Yang ketika berbeda harus disesuaikan. Termasuk ketika yang berbeda itu adalah standar hidup sendiri, yang sudah nyaman dijalani.
Celakanya, saat kesenjangan antara diri dengan orang lain sangat lebar, tak mustahil rasa insecure justru menghampiri.
Baca Juga: Alasan Tak Perlu Insecure dan Membandingkan Diri dengan Orang Lain Menurut Pakar
Leon Festinger, seorang ahli psikologi sosial Amerika Serikat, lewat buku yang diterbitkannya pada tahun 1957 berjudul A Theory of Cognitive Dissonance, menyebut keadaan tak nyaman itu sebagai satu bentuk Cognitive Dissonance.
Sebuah bentuk yang muncul akibat ketakselarasan pikiran yang dialami seseorang.
Ini terjadi ketika sikap dan keyakinan seseorang, bertentangan dengan perilakunya.
Dari yang dialami Megadiana, menyaksikan unggahan media sosial yang membahas soal kulit glowing, mengantarnya pada pengetahuan tentang jenis kulit yang baik vs. yang tak baik.
Bertubi-tubinya unggahan dengan tema senada, membentuk keinginan Megadiana untuk memiliki kulit glowing, seperti yang disaksikannya.
Kenyataanya, kulit Megadiana sawo matang.
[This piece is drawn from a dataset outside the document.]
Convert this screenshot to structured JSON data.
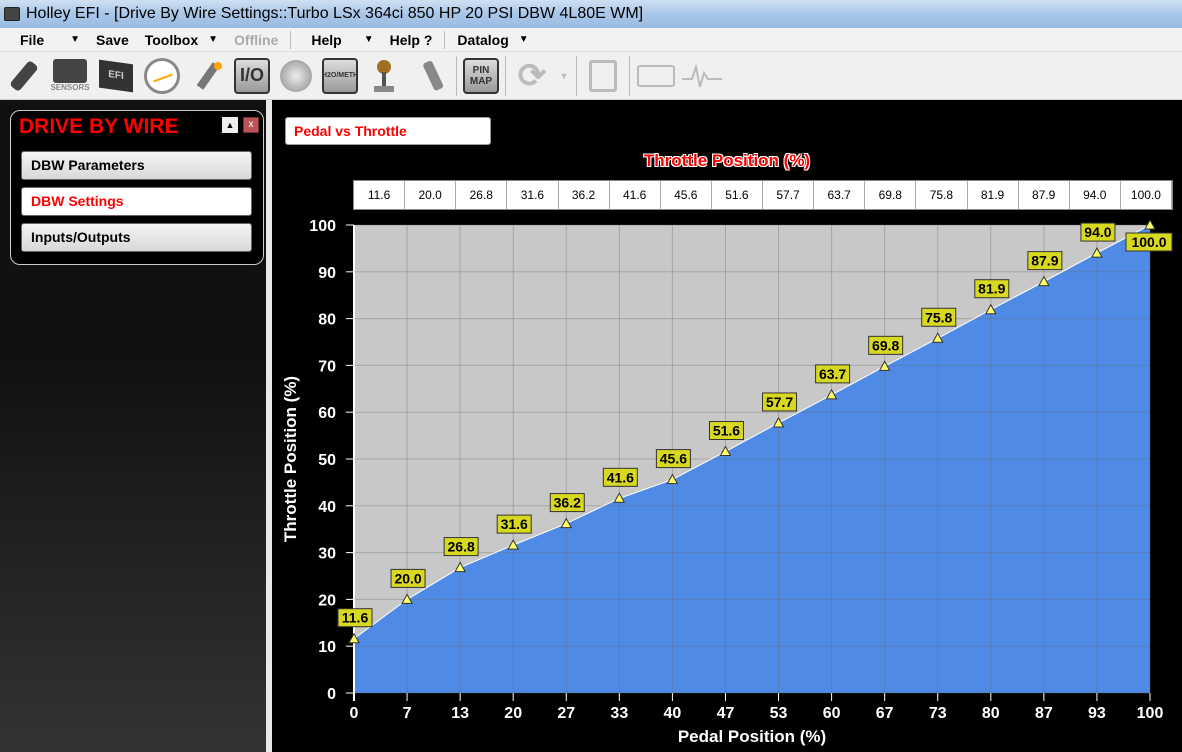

Kedua orangtuanya juga berkulit sawo matang.
Sebelumnya, Megadiana baik-baik saja dengan dirinya. Tapi lalu timbul pikiran: ada yang salah pada dirinya. Ada yang tak dimilikinya. Ini menyebabkan rasa beda dari perempuan lain.
Baca Juga: 5 Rekomendasi Drama Korea tentang Insecure, Bikin Kamu Makin Percaya Diri!
Timbul rasa tak nyaman pada Megadiana.
Dan rasa tak nyaman adalah salah satu bentuk cognitive dissonance.
Melihat keadaan di atas Festinger memberikan jalan keluar: Keadaan itu perlu segera diselaraskan.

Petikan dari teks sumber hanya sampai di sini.